What would you like more people to know about campus ministry?

One thing concerning campus ministry is that it is exponential. In other words, when you impact a student and they graduate, they continue to make a difference in the community and church in which they live. I guess you could say we are raising up missionaries who will serve the world in which they live. This is true especially for our international students.

What priorities or goals guide your ministry?

The one thing that has guided me personally and has overflowed into my ministry is an understanding of a “theology of the cross.” I’ve come to understand being a Christ-follower involves the cross, which means we meet people at their deepest hurts and needs as we offer sacrificial love.

What is the most exciting or joyful thing that has happened in your ministry?

One thing I continue to think about is the international student who, when he became a believer, began sharing the gospel with others. He currently is reading the Bible with other internationals who are not yet Christ-followers.

Based upon what you have observed from campus ministry, what do you think about the future of the church?

I’m excited!
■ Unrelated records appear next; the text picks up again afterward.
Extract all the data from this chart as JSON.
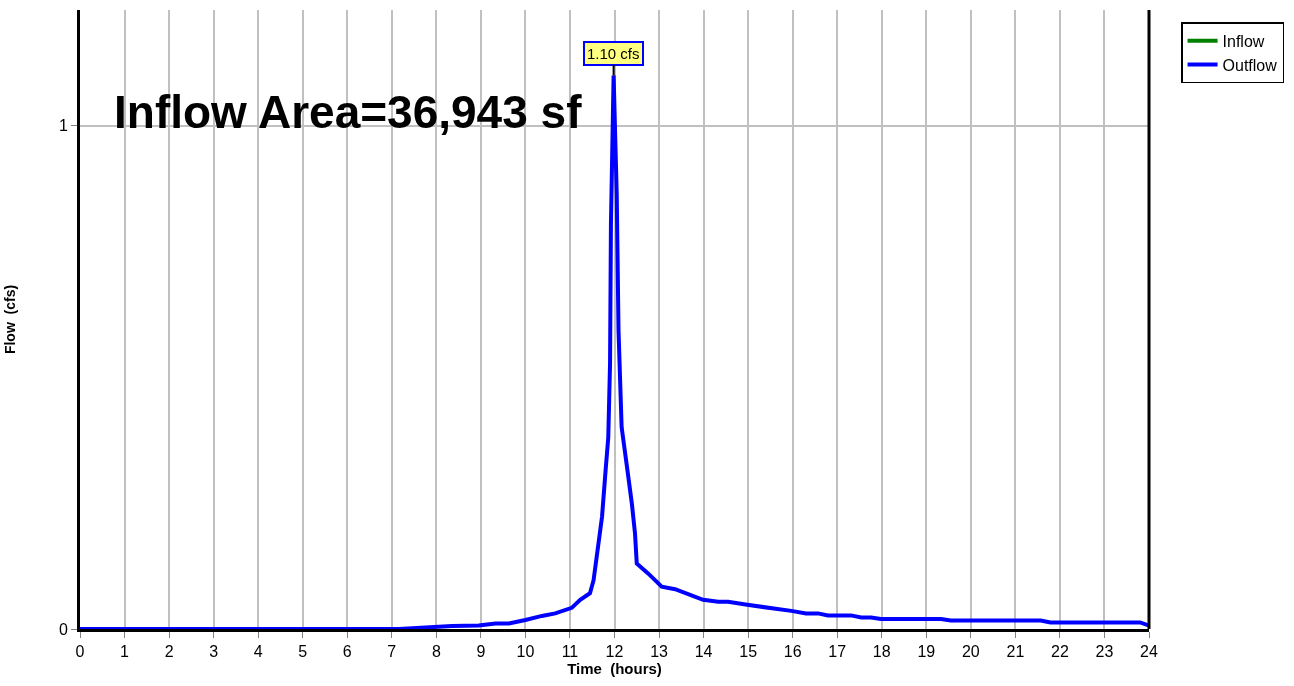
{
  "chart_data": {
    "type": "line",
    "xlabel": "Time  (hours)",
    "ylabel": "Flow  (cfs)",
    "x": [
      0,
      7.16,
      8.35,
      8.95,
      9.33,
      9.63,
      10.0,
      10.37,
      10.67,
      11.04,
      11.23,
      11.45,
      11.53,
      11.64,
      11.72,
      11.8,
      11.86,
      11.9,
      11.92,
      11.98,
      12.05,
      12.09,
      12.16,
      12.27,
      12.39,
      12.46,
      12.5,
      12.76,
      13.06,
      13.36,
      13.99,
      14.33,
      14.55,
      14.98,
      15.97,
      16.3,
      16.57,
      16.79,
      17.31,
      17.54,
      17.76,
      17.98,
      19.33,
      19.55,
      21.57,
      21.79,
      23.8,
      23.99
    ],
    "series": [
      {
        "name": "Inflow",
        "color": "#008000",
        "values": [
          null,
          null,
          null,
          null,
          null,
          null,
          null,
          null,
          null,
          null,
          null,
          null,
          null,
          null,
          null,
          null,
          null,
          null,
          null,
          null,
          null,
          null,
          null,
          null,
          null,
          null,
          null,
          null,
          null,
          null,
          null,
          null,
          null,
          null,
          null,
          null,
          null,
          null,
          null,
          null,
          null,
          null,
          null,
          null,
          null,
          null,
          null,
          null
        ]
      },
      {
        "name": "Outflow",
        "color": "#0000ff",
        "values": [
          0,
          0,
          0.006,
          0.007,
          0.011,
          0.011,
          0.018,
          0.026,
          0.031,
          0.042,
          0.058,
          0.071,
          0.097,
          0.17,
          0.223,
          0.315,
          0.38,
          0.527,
          0.805,
          1.1,
          0.864,
          0.593,
          0.401,
          0.329,
          0.249,
          0.19,
          0.13,
          0.11,
          0.084,
          0.079,
          0.058,
          0.054,
          0.054,
          0.048,
          0.036,
          0.031,
          0.031,
          0.027,
          0.027,
          0.023,
          0.023,
          0.02,
          0.02,
          0.017,
          0.017,
          0.013,
          0.013,
          0.007
        ]
      }
    ],
    "xlim": [
      0,
      24
    ],
    "xticks": [
      0,
      1,
      2,
      3,
      4,
      5,
      6,
      7,
      8,
      9,
      10,
      11,
      12,
      13,
      14,
      15,
      16,
      17,
      18,
      19,
      20,
      21,
      22,
      23,
      24
    ],
    "ylim": [
      0,
      1.23
    ],
    "yticks": [
      0,
      1
    ],
    "grid": true,
    "legend": "top right",
    "marker": "none",
    "line_style": "solid",
    "annotations": [
      {
        "text": "1.10 cfs",
        "x": 11.98,
        "y": 1.1
      },
      "Inflow Area=36,943 sf"
    ]
  }
}
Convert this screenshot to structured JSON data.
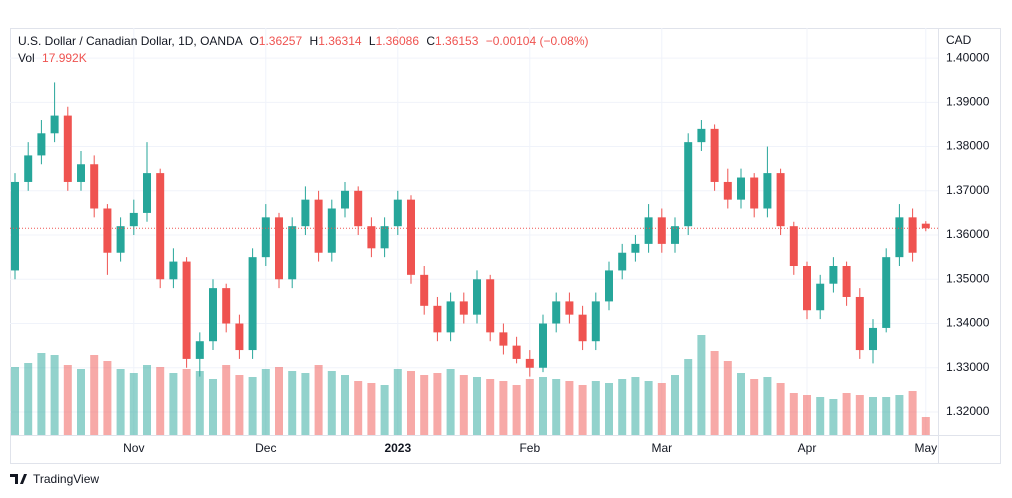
{
  "chart_data": {
    "type": "candlestick",
    "title": "U.S. Dollar / Canadian Dollar, 1D, OANDA",
    "ohlc_letters": [
      "O",
      "H",
      "L",
      "C"
    ],
    "change": "−0.00104 (−0.08%)",
    "volume_title": "Vol",
    "last_volume_label": "17.992K",
    "y_axis_label": "CAD",
    "footer": "TradingView",
    "up_color": "#26a69a",
    "down_color": "#ef5350",
    "grid": true,
    "categories": [
      null,
      null,
      null,
      null,
      null,
      null,
      null,
      null,
      null,
      "Nov",
      null,
      null,
      null,
      null,
      null,
      null,
      null,
      null,
      null,
      "Dec",
      null,
      null,
      null,
      null,
      null,
      null,
      null,
      null,
      null,
      "2023",
      null,
      null,
      null,
      null,
      null,
      null,
      null,
      null,
      null,
      "Feb",
      null,
      null,
      null,
      null,
      null,
      null,
      null,
      null,
      null,
      "Mar",
      null,
      null,
      null,
      null,
      null,
      null,
      null,
      null,
      null,
      null,
      "Apr",
      null,
      null,
      null,
      null,
      null,
      null,
      null,
      null,
      "May"
    ],
    "open": [
      1.352,
      1.372,
      1.378,
      1.383,
      1.387,
      1.372,
      1.376,
      1.366,
      1.356,
      1.362,
      1.365,
      1.374,
      1.35,
      1.354,
      1.332,
      1.336,
      1.348,
      1.34,
      1.334,
      1.355,
      1.364,
      1.35,
      1.362,
      1.368,
      1.356,
      1.366,
      1.37,
      1.362,
      1.357,
      1.362,
      1.368,
      1.351,
      1.344,
      1.338,
      1.345,
      1.342,
      1.35,
      1.338,
      1.335,
      1.332,
      1.33,
      1.34,
      1.345,
      1.342,
      1.336,
      1.345,
      1.352,
      1.356,
      1.358,
      1.364,
      1.358,
      1.362,
      1.381,
      1.384,
      1.372,
      1.368,
      1.373,
      1.366,
      1.374,
      1.362,
      1.353,
      1.343,
      1.349,
      1.353,
      1.346,
      1.334,
      1.339,
      1.355,
      1.364,
      1.36257
    ],
    "high": [
      1.374,
      1.381,
      1.386,
      1.3945,
      1.389,
      1.379,
      1.378,
      1.367,
      1.364,
      1.368,
      1.381,
      1.375,
      1.357,
      1.355,
      1.338,
      1.35,
      1.349,
      1.342,
      1.357,
      1.367,
      1.365,
      1.364,
      1.371,
      1.37,
      1.368,
      1.372,
      1.371,
      1.364,
      1.364,
      1.37,
      1.369,
      1.353,
      1.346,
      1.347,
      1.347,
      1.352,
      1.351,
      1.34,
      1.337,
      1.334,
      1.342,
      1.347,
      1.347,
      1.344,
      1.347,
      1.354,
      1.358,
      1.36,
      1.367,
      1.366,
      1.364,
      1.383,
      1.386,
      1.385,
      1.375,
      1.375,
      1.374,
      1.38,
      1.375,
      1.363,
      1.354,
      1.351,
      1.355,
      1.354,
      1.348,
      1.341,
      1.357,
      1.367,
      1.366,
      1.36314
    ],
    "low": [
      1.35,
      1.37,
      1.376,
      1.381,
      1.37,
      1.37,
      1.364,
      1.351,
      1.354,
      1.36,
      1.363,
      1.348,
      1.348,
      1.33,
      1.328,
      1.334,
      1.338,
      1.332,
      1.332,
      1.353,
      1.348,
      1.348,
      1.36,
      1.354,
      1.354,
      1.364,
      1.36,
      1.355,
      1.355,
      1.36,
      1.349,
      1.342,
      1.336,
      1.336,
      1.34,
      1.34,
      1.336,
      1.333,
      1.331,
      1.328,
      1.329,
      1.338,
      1.34,
      1.334,
      1.334,
      1.343,
      1.35,
      1.354,
      1.356,
      1.356,
      1.356,
      1.36,
      1.379,
      1.37,
      1.366,
      1.366,
      1.364,
      1.364,
      1.36,
      1.351,
      1.341,
      1.341,
      1.347,
      1.344,
      1.332,
      1.331,
      1.338,
      1.353,
      1.354,
      1.36086
    ],
    "close": [
      1.372,
      1.378,
      1.383,
      1.387,
      1.372,
      1.376,
      1.366,
      1.356,
      1.362,
      1.365,
      1.374,
      1.35,
      1.354,
      1.332,
      1.336,
      1.348,
      1.34,
      1.334,
      1.355,
      1.364,
      1.35,
      1.362,
      1.368,
      1.356,
      1.366,
      1.37,
      1.362,
      1.357,
      1.362,
      1.368,
      1.351,
      1.344,
      1.338,
      1.345,
      1.342,
      1.35,
      1.338,
      1.335,
      1.332,
      1.33,
      1.34,
      1.345,
      1.342,
      1.336,
      1.345,
      1.352,
      1.356,
      1.358,
      1.364,
      1.358,
      1.362,
      1.381,
      1.384,
      1.372,
      1.368,
      1.373,
      1.366,
      1.374,
      1.362,
      1.353,
      1.343,
      1.349,
      1.353,
      1.346,
      1.334,
      1.339,
      1.355,
      1.364,
      1.356,
      1.36153
    ],
    "volume": [
      68000,
      72000,
      82000,
      80000,
      70000,
      66000,
      80000,
      74000,
      66000,
      62000,
      70000,
      68000,
      62000,
      66000,
      64000,
      56000,
      70000,
      60000,
      58000,
      66000,
      68000,
      64000,
      62000,
      70000,
      64000,
      60000,
      54000,
      52000,
      50000,
      66000,
      64000,
      60000,
      62000,
      66000,
      60000,
      58000,
      56000,
      54000,
      50000,
      56000,
      58000,
      56000,
      54000,
      50000,
      54000,
      52000,
      56000,
      58000,
      54000,
      52000,
      60000,
      76000,
      100000,
      84000,
      74000,
      62000,
      56000,
      58000,
      52000,
      42000,
      40000,
      38000,
      36000,
      42000,
      40000,
      38000,
      38000,
      40000,
      44000,
      17992
    ],
    "volume_ylim": [
      0,
      407000
    ],
    "ylim": [
      1.3148,
      1.4068
    ],
    "yticks": [
      {
        "value": 1.32,
        "label": "1.32000"
      },
      {
        "value": 1.33,
        "label": "1.33000"
      },
      {
        "value": 1.34,
        "label": "1.34000"
      },
      {
        "value": 1.35,
        "label": "1.35000"
      },
      {
        "value": 1.36,
        "label": "1.36000"
      },
      {
        "value": 1.37,
        "label": "1.37000"
      },
      {
        "value": 1.38,
        "label": "1.38000"
      },
      {
        "value": 1.39,
        "label": "1.39000"
      },
      {
        "value": 1.4,
        "label": "1.40000"
      }
    ]
  }
}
I know that may sound a bit strange since we always hear so much about how we are not reaching millennials, but when I consider the students I work with and observe their heart for the mission of God in the world, I know God is working. Will doing church look differently? Most likely. But the message of the gospel will continue to spread.

How has your ministry or your perspective on ministry changed?

I think when I first started ministry, I was so concerned with the programs and numbers, I missed out on “being” with people. It’s not that programs don’t matter, but it is disciples who make disciples. I realize that “hanging out” with others is vital ministry.

What key issues face college or university campuses today?

I think one thing that is going to continue to have an impact on college campuses and ministries involves mental health. Both anxiety and depression, according to various researchers, continue to be on the rise in young people. Colleges and universities are going to have to continue to get better at dealing with these issues.

About Jeff

Who were/are your mentors, and how did/do they influence you?

One of the greatest influencers on my life was my grandfather. He loved people, and as a result, he impacted everyone he came into contact with. He was “Jesus with skin on” for me.

What is your favorite Bible verse or passage? Why?

Philippians 2:5-11. The depth of this passage in regards to who our God is, and therefore what it means to be like him, is immeasurable. I find myself comforted, challenged and in awe every time I read these verses.